St Louis media and police got wind of the planned protests and engaged the services of some "security" organization from SEATTLE who painted pictures of "50,000 "Seattle" anarchists" on their way to disrupt the serene and empty streets of downtown St Louis. E mails were sent to downtown businesses urging them to suggest that employees who drive SUVs not drive them to work that week (because we all know the "anarchists" hate those who drive SUVs). Businesses boarded up their windows.

The police also did what was called "preemptive" arrests. They raided two places in South St Louis, a collective housing group and the home of St Louis indymedia, the CAMP building. They ransacked the places and took computers and other equipment. Both places were being rehabbed so both places had nails and such laying around. These things were taken as proof that the groups were working on pipe bombs and presented to the media as such.

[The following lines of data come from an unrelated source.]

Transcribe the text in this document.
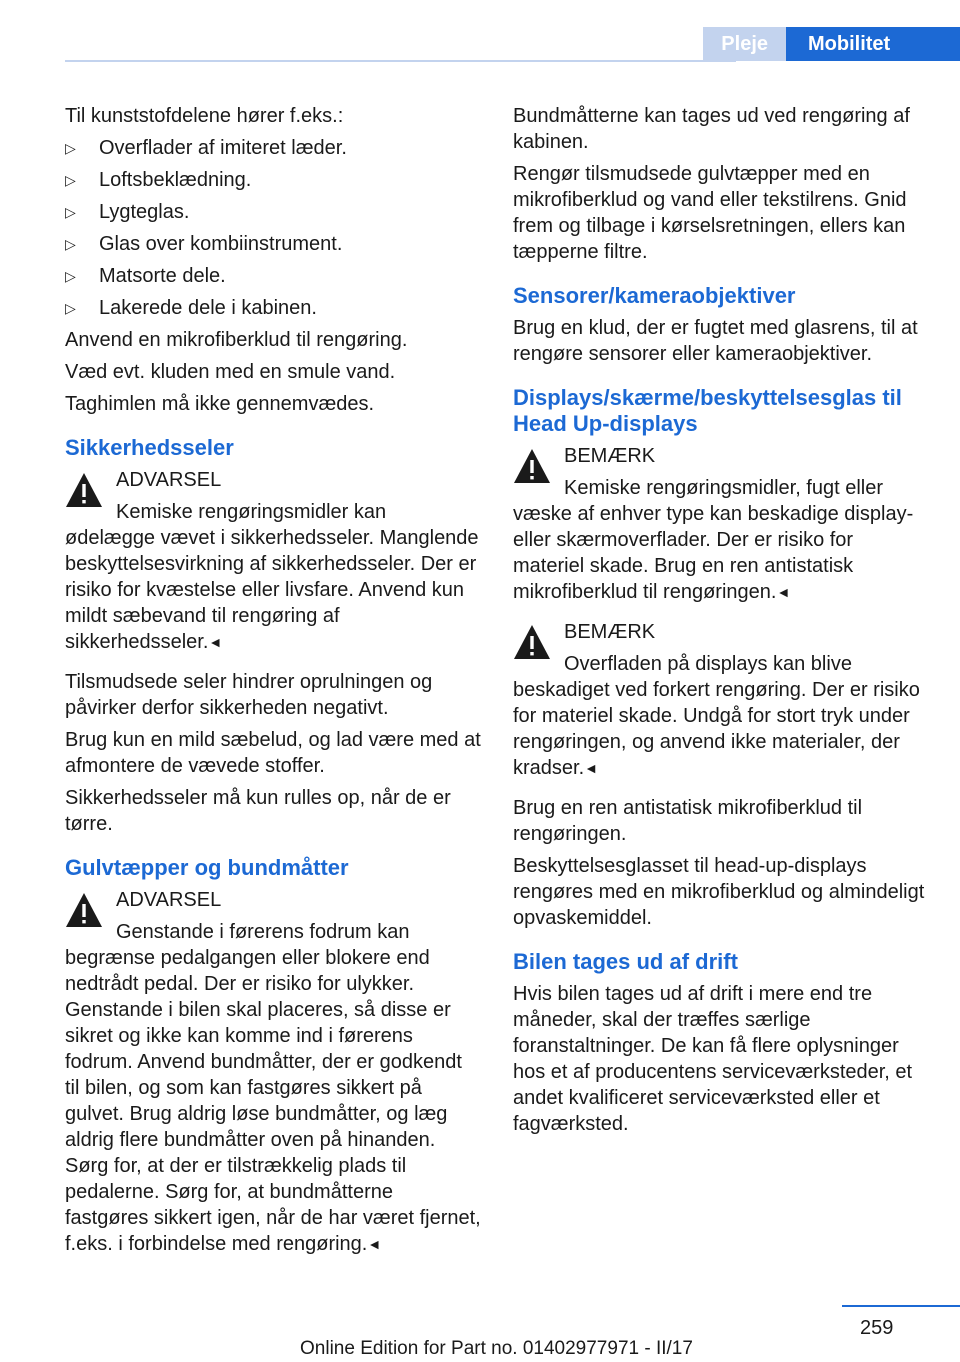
Pleje	Mobilitet

Til kunststofdelene hører f.eks.:

▷ Overflader af imiteret læder.
▷ Loftsbeklædning.
▷ Lygteglas.
▷ Glas over kombiinstrument.
▷ Matsorte dele.
▷ Lakerede dele i kabinen.

Anvend en mikrofiberklud til rengøring.

Væd evt. kluden med en smule vand.

Taghimlen må ikke gennemvædes.

Sikkerhedsseler
ADVARSEL
Kemiske rengøringsmidler kan ødelægge vævet i sikkerhedsseler. Manglende beskyttelsesvirkning af sikkerhedsseler. Der er risiko for kvæstelse eller livsfare. Anvend kun mildt sæbevand til rengøring af sikkerhedsseler.◄

Tilsmudsede seler hindrer oprulningen og påvirker derfor sikkerheden negativt.

Brug kun en mild sæbelud, og lad være med at afmontere de vævede stoffer.

Sikkerhedsseler må kun rulles op, når de er tørre.

Gulvtæpper og bundmåtter
ADVARSEL
Genstande i førerens fodrum kan begrænse pedalgangen eller blokere end nedtrådt pedal. Der er risiko for ulykker. Genstande i bilen skal placeres, så disse er sikret og ikke kan komme ind i førerens fodrum. Anvend bundmåtter, der er godkendt til bilen, og som kan fastgøres sikkert på gulvet. Brug aldrig løse bundmåtter, og læg aldrig flere bundmåtter oven på hinanden. Sørg for, at der er tilstrækkelig plads til pedalerne. Sørg for, at bundmåtterne fastgøres sikkert igen, når de har været fjernet, f.eks. i forbindelse med rengøring.◄

Bundmåtterne kan tages ud ved rengøring af kabinen.

Rengør tilsmudsede gulvtæpper med en mikrofiberklud og vand eller tekstilrens. Gnid frem og tilbage i kørselsretningen, ellers kan tæpperne filtre.

Sensorer/kameraobjektiver

Brug en klud, der er fugtet med glasrens, til at rengøre sensorer eller kameraobjektiver.

Displays/skærme/beskyttelsesglas til Head Up-displays
BEMÆRK
Kemiske rengøringsmidler, fugt eller væske af enhver type kan beskadige display- eller skærmoverflader. Der er risiko for materiel skade. Brug en ren antistatisk mikrofiberklud til rengøringen.◄
BEMÆRK
Overfladen på displays kan blive beskadiget ved forkert rengøring. Der er risiko for materiel skade. Undgå for stort tryk under rengøringen, og anvend ikke materialer, der kradser.◄

Brug en ren antistatisk mikrofiberklud til rengøringen.

Beskyttelsesglasset til head-up-displays rengøres med en mikrofiberklud og almindeligt opvaskemiddel.

Bilen tages ud af drift

Hvis bilen tages ud af drift i mere end tre måneder, skal der træffes særlige foranstaltninger. De kan få flere oplysninger hos et af producentens serviceværksteder, et andet kvalificeret serviceværksted eller et fagværksted.

259
Online Edition for Part no. 01402977971 - II/17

Bicyclists with the Banana Bicycle Brigade (a sort of bike circus) were arrested for riding the streets of St Louis without a permit. Come to find out no such law existed at the time and had been removed a couple of years prior to this gathering.

An organizer who met with the Chamber of Commerce was stopped after the meeting and arrested for the crime of possessing VITAMINS that the cops mistook for DRUGS!

This is but a short and incomplete summary of what happened the weekend of May 16, 2003 in St Louis, MO. Oh by the way the mayor and governor of Missouri are DEMOCRATS.